Given the initial conditions $y[-1] = y[-2] = 0$ and the difference equation $$ 8 y[n] - 6 y[n-1] + y[n-2] = x[n] $$ Find $h[n]$.
I was able to find $$ H(z)=\frac{1}{8-6z^{-1}+z^{-2}} $$ but I can't figure out how to find the inverse $\mathcal Z$-transform. The solutions say
$$h[n] = \left(\frac{1}{2^{n+2}}-\frac{1}{2^{2n+3}}\right) U[n]$$
Can anyone shed some light on arriving to the result? Thanks in advance!

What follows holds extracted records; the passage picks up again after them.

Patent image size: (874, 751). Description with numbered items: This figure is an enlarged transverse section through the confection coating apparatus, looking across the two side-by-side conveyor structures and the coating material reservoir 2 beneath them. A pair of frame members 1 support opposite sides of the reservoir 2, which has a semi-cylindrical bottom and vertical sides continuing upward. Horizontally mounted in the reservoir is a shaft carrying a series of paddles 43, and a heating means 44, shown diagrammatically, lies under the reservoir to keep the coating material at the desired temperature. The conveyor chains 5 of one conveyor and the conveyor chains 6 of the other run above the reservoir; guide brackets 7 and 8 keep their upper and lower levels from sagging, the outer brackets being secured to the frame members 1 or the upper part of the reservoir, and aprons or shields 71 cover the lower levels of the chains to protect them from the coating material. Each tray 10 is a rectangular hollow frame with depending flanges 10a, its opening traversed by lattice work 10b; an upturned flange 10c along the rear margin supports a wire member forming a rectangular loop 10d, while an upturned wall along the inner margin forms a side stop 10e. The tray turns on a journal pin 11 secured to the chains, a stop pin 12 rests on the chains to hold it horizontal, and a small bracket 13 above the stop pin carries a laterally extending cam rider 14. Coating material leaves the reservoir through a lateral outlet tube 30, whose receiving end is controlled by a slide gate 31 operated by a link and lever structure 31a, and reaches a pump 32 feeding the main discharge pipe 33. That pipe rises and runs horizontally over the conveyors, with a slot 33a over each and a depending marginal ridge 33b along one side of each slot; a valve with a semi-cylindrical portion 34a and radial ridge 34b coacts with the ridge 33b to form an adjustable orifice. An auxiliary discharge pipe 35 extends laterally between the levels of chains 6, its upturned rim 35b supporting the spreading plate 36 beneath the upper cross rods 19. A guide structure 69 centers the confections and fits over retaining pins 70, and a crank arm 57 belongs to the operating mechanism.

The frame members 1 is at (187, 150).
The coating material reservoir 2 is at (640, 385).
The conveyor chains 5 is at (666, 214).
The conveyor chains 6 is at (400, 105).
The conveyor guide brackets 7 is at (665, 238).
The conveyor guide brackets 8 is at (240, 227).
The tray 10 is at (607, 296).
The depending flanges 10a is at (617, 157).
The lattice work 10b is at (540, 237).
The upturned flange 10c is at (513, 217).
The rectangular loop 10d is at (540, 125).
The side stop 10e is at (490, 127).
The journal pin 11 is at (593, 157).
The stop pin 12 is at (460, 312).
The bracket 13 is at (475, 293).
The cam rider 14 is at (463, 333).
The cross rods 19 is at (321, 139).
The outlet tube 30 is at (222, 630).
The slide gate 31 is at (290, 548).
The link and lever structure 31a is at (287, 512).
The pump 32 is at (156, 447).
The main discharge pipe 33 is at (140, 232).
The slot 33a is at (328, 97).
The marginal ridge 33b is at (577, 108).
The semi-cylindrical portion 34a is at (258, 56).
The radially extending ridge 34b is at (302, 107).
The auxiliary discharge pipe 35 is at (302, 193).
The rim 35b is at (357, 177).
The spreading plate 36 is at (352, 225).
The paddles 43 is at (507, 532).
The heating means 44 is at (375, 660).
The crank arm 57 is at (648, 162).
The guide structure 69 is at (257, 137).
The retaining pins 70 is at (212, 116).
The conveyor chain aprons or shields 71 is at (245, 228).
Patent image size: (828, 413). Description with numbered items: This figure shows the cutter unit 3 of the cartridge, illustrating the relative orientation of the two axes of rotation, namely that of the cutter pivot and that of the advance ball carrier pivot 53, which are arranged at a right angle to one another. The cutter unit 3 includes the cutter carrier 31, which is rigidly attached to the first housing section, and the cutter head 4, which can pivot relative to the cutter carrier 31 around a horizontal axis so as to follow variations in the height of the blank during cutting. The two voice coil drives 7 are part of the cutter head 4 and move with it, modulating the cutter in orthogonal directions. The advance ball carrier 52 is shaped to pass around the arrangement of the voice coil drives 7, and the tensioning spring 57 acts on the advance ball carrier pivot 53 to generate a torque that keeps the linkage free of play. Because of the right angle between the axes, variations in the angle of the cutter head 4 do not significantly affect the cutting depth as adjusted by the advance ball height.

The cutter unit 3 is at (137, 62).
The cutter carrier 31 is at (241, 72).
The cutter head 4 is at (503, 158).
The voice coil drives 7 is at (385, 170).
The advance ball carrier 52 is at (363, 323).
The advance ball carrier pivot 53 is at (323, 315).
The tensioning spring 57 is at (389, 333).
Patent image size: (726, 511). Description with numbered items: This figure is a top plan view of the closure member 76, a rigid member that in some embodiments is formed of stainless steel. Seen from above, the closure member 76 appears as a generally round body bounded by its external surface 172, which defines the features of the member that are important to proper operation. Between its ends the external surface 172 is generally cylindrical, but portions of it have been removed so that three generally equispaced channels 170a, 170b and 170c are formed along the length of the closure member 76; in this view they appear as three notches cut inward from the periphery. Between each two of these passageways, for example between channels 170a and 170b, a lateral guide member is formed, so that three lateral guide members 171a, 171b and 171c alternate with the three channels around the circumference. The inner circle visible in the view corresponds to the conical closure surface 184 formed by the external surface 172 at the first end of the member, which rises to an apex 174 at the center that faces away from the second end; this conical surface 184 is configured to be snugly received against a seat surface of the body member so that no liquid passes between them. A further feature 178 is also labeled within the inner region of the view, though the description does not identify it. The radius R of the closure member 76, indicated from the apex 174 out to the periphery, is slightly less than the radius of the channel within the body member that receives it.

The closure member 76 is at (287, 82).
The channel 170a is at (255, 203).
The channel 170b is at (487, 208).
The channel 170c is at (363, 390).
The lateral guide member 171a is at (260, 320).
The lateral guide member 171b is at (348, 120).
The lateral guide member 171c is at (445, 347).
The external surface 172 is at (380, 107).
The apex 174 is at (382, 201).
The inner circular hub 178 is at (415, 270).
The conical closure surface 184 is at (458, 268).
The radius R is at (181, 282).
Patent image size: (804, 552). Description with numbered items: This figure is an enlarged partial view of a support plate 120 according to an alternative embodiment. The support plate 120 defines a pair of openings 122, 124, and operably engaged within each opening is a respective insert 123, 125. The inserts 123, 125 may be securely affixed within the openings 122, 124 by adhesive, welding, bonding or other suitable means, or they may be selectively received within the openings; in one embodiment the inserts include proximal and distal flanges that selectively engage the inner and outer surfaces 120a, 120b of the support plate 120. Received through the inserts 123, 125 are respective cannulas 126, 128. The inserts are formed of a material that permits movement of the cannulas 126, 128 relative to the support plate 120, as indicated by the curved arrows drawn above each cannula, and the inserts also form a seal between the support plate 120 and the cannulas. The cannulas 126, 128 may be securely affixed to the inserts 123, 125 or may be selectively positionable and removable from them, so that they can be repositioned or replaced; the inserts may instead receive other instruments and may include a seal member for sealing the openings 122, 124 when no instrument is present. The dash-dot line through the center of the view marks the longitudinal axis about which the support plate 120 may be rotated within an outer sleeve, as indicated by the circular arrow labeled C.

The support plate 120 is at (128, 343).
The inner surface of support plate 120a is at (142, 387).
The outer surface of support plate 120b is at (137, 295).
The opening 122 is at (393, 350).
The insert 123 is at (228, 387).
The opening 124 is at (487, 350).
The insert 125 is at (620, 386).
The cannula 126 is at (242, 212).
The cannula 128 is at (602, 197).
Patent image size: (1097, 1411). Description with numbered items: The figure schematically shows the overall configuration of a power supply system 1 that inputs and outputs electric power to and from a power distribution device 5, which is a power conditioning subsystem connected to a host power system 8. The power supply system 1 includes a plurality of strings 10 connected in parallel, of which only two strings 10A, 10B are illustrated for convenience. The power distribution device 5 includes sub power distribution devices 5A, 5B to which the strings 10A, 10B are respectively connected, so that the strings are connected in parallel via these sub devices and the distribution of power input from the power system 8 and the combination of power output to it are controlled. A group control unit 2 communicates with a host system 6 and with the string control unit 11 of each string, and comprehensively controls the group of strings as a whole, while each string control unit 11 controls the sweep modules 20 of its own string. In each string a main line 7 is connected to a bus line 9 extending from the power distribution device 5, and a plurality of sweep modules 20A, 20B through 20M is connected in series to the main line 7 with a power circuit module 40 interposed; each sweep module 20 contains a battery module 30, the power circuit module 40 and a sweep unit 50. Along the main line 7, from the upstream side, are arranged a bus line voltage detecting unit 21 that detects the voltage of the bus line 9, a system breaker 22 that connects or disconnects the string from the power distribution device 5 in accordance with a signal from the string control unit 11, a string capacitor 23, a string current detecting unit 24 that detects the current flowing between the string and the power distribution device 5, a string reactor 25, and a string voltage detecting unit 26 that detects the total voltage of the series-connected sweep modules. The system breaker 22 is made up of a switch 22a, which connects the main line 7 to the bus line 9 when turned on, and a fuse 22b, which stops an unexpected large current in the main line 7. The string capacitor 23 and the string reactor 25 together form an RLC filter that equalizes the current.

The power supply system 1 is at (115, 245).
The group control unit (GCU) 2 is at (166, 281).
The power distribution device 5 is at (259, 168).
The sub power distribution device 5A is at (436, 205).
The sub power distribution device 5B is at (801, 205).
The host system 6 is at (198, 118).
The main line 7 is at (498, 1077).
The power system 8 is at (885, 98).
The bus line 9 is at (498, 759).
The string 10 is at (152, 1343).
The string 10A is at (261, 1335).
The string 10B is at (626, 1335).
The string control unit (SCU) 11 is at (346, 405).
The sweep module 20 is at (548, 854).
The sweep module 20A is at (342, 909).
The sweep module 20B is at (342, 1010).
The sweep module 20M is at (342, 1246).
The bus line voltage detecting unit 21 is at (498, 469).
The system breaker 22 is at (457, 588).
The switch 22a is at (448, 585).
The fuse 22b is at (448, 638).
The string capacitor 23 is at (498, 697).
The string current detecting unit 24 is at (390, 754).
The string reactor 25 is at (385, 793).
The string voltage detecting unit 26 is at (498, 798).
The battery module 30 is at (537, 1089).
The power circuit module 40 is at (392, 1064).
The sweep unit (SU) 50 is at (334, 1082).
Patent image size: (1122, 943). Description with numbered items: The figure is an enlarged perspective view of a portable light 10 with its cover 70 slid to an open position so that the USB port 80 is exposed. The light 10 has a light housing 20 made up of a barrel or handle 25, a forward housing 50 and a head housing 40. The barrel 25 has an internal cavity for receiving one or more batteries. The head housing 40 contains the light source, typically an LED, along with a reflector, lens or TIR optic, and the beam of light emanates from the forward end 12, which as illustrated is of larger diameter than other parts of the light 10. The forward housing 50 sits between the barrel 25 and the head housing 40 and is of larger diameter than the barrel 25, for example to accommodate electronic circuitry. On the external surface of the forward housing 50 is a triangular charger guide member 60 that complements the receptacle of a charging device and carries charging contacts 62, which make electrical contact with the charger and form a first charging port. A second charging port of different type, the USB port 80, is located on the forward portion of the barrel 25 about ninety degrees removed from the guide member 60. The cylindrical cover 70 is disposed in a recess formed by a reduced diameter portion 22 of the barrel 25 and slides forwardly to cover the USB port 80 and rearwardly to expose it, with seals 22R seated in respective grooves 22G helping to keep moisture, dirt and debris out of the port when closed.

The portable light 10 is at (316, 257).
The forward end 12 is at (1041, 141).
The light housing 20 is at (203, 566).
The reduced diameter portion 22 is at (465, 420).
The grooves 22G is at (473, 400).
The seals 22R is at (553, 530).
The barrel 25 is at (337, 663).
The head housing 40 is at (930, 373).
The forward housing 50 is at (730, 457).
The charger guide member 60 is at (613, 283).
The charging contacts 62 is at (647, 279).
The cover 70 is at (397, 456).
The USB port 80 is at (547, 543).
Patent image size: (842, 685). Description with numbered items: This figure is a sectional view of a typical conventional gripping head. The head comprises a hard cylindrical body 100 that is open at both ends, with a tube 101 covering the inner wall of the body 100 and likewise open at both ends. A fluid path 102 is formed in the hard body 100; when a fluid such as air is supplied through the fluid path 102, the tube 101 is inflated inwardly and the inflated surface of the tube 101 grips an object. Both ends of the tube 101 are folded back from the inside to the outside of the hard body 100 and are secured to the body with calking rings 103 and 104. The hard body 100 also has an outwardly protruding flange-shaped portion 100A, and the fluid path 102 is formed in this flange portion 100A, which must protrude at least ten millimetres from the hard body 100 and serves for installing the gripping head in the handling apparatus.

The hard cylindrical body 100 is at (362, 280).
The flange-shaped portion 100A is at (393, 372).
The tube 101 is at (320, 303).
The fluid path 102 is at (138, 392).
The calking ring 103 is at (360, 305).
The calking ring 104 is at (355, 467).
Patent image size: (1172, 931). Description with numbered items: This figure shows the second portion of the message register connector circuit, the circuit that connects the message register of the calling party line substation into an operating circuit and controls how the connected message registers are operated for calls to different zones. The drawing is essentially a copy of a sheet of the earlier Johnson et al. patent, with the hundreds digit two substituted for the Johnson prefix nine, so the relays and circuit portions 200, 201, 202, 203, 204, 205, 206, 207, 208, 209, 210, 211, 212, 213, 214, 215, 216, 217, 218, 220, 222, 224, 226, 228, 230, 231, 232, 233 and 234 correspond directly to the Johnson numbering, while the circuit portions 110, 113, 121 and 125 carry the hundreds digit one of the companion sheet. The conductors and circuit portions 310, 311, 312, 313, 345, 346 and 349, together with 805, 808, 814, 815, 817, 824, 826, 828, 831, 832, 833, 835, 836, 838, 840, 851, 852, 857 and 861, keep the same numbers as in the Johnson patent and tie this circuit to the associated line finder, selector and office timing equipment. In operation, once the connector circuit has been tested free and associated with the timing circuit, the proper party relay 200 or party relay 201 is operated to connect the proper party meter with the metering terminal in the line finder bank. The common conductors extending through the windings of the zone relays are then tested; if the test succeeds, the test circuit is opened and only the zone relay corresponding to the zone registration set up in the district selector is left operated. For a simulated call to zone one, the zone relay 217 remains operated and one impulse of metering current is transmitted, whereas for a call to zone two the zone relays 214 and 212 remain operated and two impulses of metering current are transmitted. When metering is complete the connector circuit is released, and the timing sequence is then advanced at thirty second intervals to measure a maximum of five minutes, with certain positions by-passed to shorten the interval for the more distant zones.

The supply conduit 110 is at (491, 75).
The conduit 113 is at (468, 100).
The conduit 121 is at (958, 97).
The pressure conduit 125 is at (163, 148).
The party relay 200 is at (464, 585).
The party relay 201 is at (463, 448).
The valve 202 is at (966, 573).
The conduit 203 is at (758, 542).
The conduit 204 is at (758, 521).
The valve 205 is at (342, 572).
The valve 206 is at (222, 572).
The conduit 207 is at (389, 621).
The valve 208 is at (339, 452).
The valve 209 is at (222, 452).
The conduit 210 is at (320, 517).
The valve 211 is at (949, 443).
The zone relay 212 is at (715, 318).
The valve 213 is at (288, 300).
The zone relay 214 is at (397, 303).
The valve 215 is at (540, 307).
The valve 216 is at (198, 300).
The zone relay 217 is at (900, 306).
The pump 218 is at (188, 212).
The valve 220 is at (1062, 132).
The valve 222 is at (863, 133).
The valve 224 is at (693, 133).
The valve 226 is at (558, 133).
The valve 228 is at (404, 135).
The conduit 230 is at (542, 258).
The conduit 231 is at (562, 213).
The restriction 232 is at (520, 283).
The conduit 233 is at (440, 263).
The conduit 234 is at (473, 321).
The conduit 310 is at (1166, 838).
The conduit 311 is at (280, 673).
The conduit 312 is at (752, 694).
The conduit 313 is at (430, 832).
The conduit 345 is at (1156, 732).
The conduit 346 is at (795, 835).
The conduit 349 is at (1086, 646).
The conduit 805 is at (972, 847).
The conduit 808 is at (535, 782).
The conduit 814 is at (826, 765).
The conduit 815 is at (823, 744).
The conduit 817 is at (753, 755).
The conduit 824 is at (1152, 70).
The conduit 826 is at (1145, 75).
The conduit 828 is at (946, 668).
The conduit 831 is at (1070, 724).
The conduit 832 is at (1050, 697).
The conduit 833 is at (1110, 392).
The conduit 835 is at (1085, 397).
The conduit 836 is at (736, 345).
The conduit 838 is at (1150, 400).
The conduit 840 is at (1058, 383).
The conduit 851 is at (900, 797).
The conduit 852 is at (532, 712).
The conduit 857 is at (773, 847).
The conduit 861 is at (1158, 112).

You have to do a partial fraction expansion of $H(z)$:
$$H(z)=\frac18\frac{1}{(1-\frac12 z^{-1})(1-\frac14 z^{-1})}=\frac18\left[\frac{2}{1-\frac12 z^{-1}}-\frac{1}{1-\frac14 z^{-1}}\right]\tag{1}$$
Then you can use the $\mathcal{Z}$-transform correspondence
$$\frac{1}{1-az^{-1}}\Longleftrightarrow a^nu[n],\quad |a|<1\tag{2}$$
which yields the given result.